After bringing war to the gates of the capital, the king, taking his heir and his most valued advisors floated in his specially commissioned Montgolfier high out of range of the guns and safely over the heads of the besieging army. The people murmured angrily. They were starving and the enemy offered no quarter, except on one condition, which the king had effectively sabotaged.
His wife watched the Montgolfier, draped in the royal colours, as it grew smaller and smaller against the sky. She had stayed with her children, the expendable ones, and the people. Not out of duty—she was a mother, not a soldier—but out of love for the babies, her own and those of all the mothers trapped in the city who would not fit in the Montgolfier. Albert had nodded solemnly when she told him of her decision, but she noticed his eyes shift anxiously to the clouds and the storm rolling in from the plains. He itched to be gone.
He was gone now. So small she couldn’t even see him. And little Albert would be cowering on the floor of the basket with his hands over his head in all probability. For a moment, the smoke from a bursting shell hid the balloon, and she held her breath. It must be close to the hills by now. The smoke cleared. The Montgolfier hung in the sky over the highest peak, low enough to…
She gripped the rifle harder and raised her hand in sign of farewell. She didn’t hear, but she saw the flash of the mortar instants before the balloon exploded. The image of a pale little boy flashed through her mind, the child she had never been allowed to love, but her eyes hardened, and she raised the rifle high.

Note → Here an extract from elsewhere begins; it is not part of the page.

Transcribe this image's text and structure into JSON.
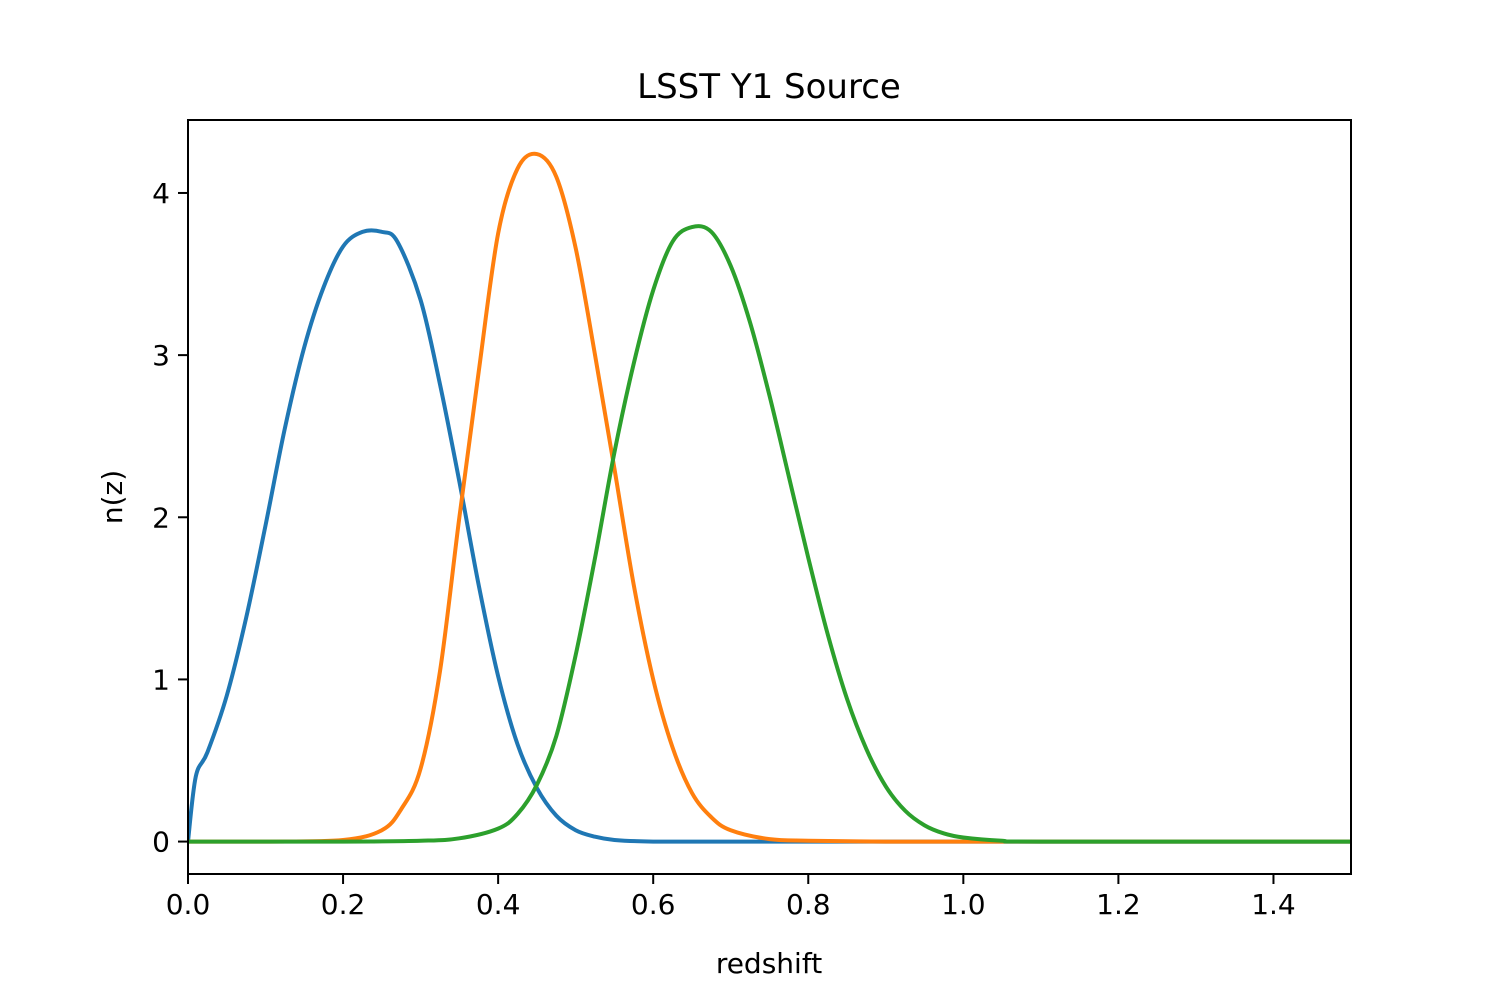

“The rebels have him!” she shouted, and watched with bitter satisfaction the expression of utter astonishment of the troops on the walls. She waited for the wave of cheering from the people to die down before she added, “Send out an envoy to the enemy. We can give them what they want. It is time to sue for peace.”

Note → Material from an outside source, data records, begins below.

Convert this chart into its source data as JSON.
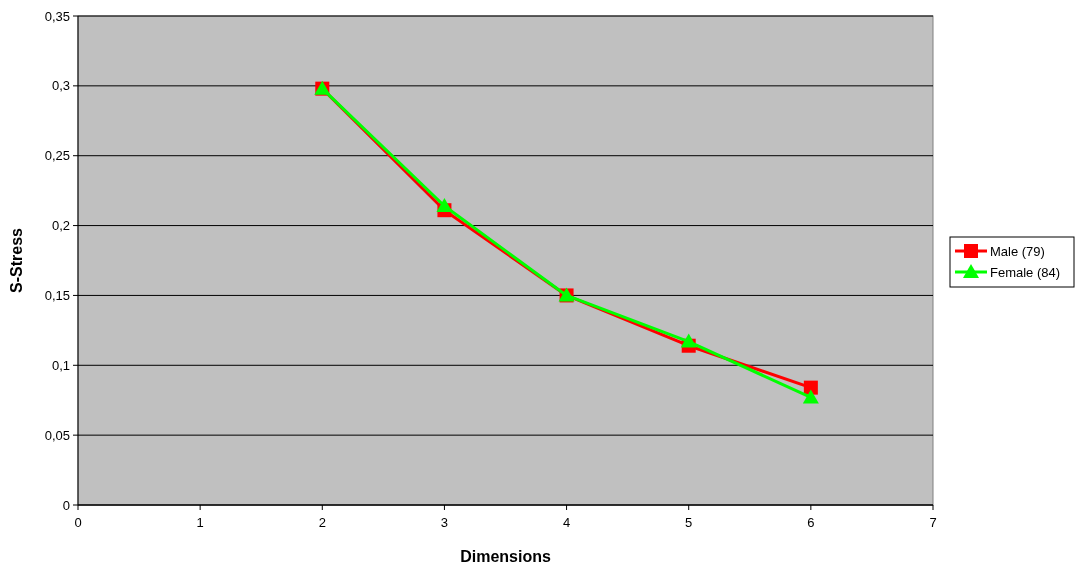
{
  "chart_data": {
    "type": "line",
    "xlabel": "Dimensions",
    "ylabel": "S-Stress",
    "x": [
      2,
      3,
      4,
      5,
      6
    ],
    "series": [
      {
        "name": "Male (79)",
        "color": "#ff0000",
        "marker": "square",
        "values": [
          0.298,
          0.211,
          0.15,
          0.114,
          0.084
        ]
      },
      {
        "name": "Female (84)",
        "color": "#00ff00",
        "marker": "triangle",
        "values": [
          0.298,
          0.214,
          0.15,
          0.117,
          0.077
        ]
      }
    ],
    "xlim": [
      0,
      7
    ],
    "xticks": [
      0,
      1,
      2,
      3,
      4,
      5,
      6,
      7
    ],
    "ylim": [
      0,
      0.35
    ],
    "yticks": [
      {
        "value": 0,
        "label": "0"
      },
      {
        "value": 0.05,
        "label": "0,05"
      },
      {
        "value": 0.1,
        "label": "0,1"
      },
      {
        "value": 0.15,
        "label": "0,15"
      },
      {
        "value": 0.2,
        "label": "0,2"
      },
      {
        "value": 0.25,
        "label": "0,25"
      },
      {
        "value": 0.3,
        "label": "0,3"
      },
      {
        "value": 0.35,
        "label": "0,35"
      }
    ],
    "grid": "y",
    "legend": "right"
  }
}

A general stormed and blustered, but was overpowered before he could speak. Another ordered his adjutant to shoot her down, but a bullet in the back of the general’s head stayed the adjutant’s hand before he drew the pistol. She stood on the palace wall and stared across the sea of hungry people and her lips set in a determined line. They would have justice. If Albert survived the crash, he would pay for his war, her loveless life, the pale child. And she would not shed a single tear.